Pancake day looms, folks. Some say it came about during the run-up to the fasting of Lent, when somebody invented a flat cake in a pan to use up all the delicacies like eggs and flour and sugar. Then they gorged themselves like a fat bastard until their pancreas started to hurt from all the insulin it had to produce, and afterwards they said ''this shall be known as panc-ache day. Also I now have type II diabetes.'' The Lent tradition of spending time actually being disciplined and sensible about what you eat has long since faded into memory, of course, but Pancake day remains as a fun afternoon for the whole family, where parents can amaze their children with dexterous displays of pancake flipping, and children can gaze in wonder as sheets of sizzling hot batter spin through the air onto their upturned awestruck faces.
Anyway, in celebration of this day I'm here to share with you my favourite recipe for pancakes. But it wouldn't be worth sharing if it was just some ordinary run-of-the-mill method of pancake-making, of course. So: are you the sort of person not merely satisfied with the banal humdrum of the mere ordinary pancake? Are you willing to buy fresh, expensive ingredients and use only the highest-grade cookery equipment? Will you watch your pan like a hawk for that perfect temperature and timing? Are you, in short, the kind of person willing to pour as much love into your cooking as you would into raising your own children?

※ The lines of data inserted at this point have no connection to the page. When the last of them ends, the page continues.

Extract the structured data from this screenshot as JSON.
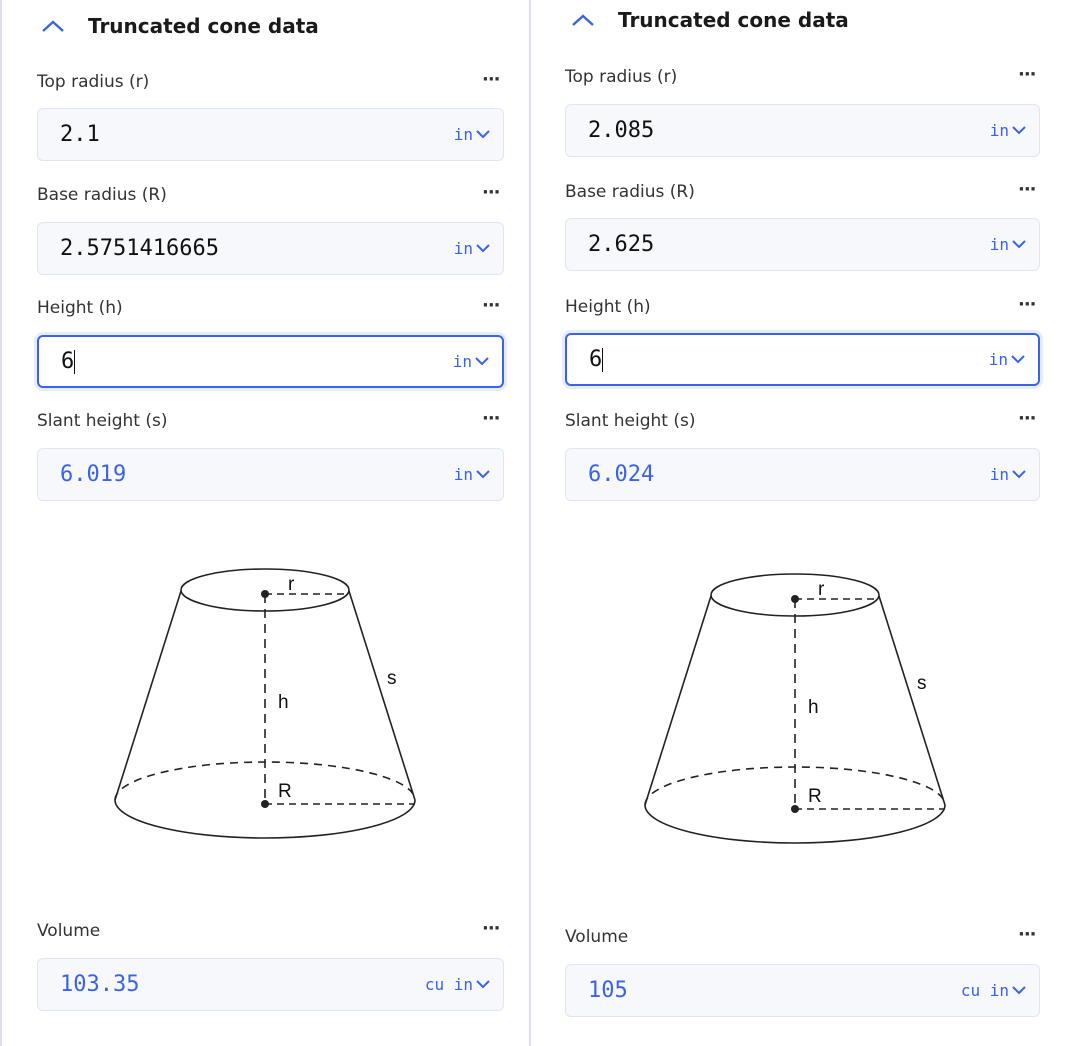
{
  "colors": {
    "accent": "#3b63e6",
    "field_bg": "#f6f8fb"
  },
  "panels": [
    {
      "title": "Truncated cone data",
      "collapse_icon": "chevron-up-icon",
      "fields": [
        {
          "label": "Top radius (r)",
          "value": "2.1",
          "unit": "in",
          "focused": false,
          "computed": false
        },
        {
          "label": "Base radius (R)",
          "value": "2.5751416665",
          "unit": "in",
          "focused": false,
          "computed": false
        },
        {
          "label": "Height (h)",
          "value": "6",
          "unit": "in",
          "focused": true,
          "computed": false
        },
        {
          "label": "Slant height (s)",
          "value": "6.019",
          "unit": "in",
          "focused": false,
          "computed": true
        }
      ],
      "diagram": {
        "labels": {
          "r": "r",
          "h": "h",
          "s": "s",
          "R": "R"
        }
      },
      "volume": {
        "label": "Volume",
        "value": "103.35",
        "unit": "cu in"
      }
    },
    {
      "title": "Truncated cone data",
      "collapse_icon": "chevron-up-icon",
      "fields": [
        {
          "label": "Top radius (r)",
          "value": "2.085",
          "unit": "in",
          "focused": false,
          "computed": false
        },
        {
          "label": "Base radius (R)",
          "value": "2.625",
          "unit": "in",
          "focused": false,
          "computed": false
        },
        {
          "label": "Height (h)",
          "value": "6",
          "unit": "in",
          "focused": true,
          "computed": false
        },
        {
          "label": "Slant height (s)",
          "value": "6.024",
          "unit": "in",
          "focused": false,
          "computed": true
        }
      ],
      "diagram": {
        "labels": {
          "r": "r",
          "h": "h",
          "s": "s",
          "R": "R"
        }
      },
      "volume": {
        "label": "Volume",
        "value": "105",
        "unit": "cu in"
      }
    }
  ]
}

Then fuck off. This recipe's for lazy cunts. HAHA WHAT AN UNPREDICTABLE JOKE
You will need:
A two-pint bottle of milk
1) Open the bottle of milk.
2) Use it all up in some way. I dunno, lots of tea, or something. We only actually need the bottle. Or any kind of large container like that would do, really - lemonade bottle, urinal bottle, anything. Go crazy. Invent. Live your life.
3) Put flour in the bottle.
4) Put egg powder in the bottle.
5) Put milk powder in the bottle.
6) Put water in the bottle.
7) What, you want measurements? Put enough of the stuff in to make pancakes. Jesus.
8) Screw the lid on tight and shake the bottle up and down vigorously for around sixty seconds - the same general motion as if you're watching porn, but for six times longer.
9) Pour the resulting batter into the pan and fry to perfection.
10) Plate up the fruits of your labour and realize that being able to follow this recipe means you have no friends, family or significant other to shame with your appallingly low standards. Garnish with the bitter tears you weep at your lonely, lonely life.
Interesting fact: I DO pour as much love into my cooking as I would into raising my own children.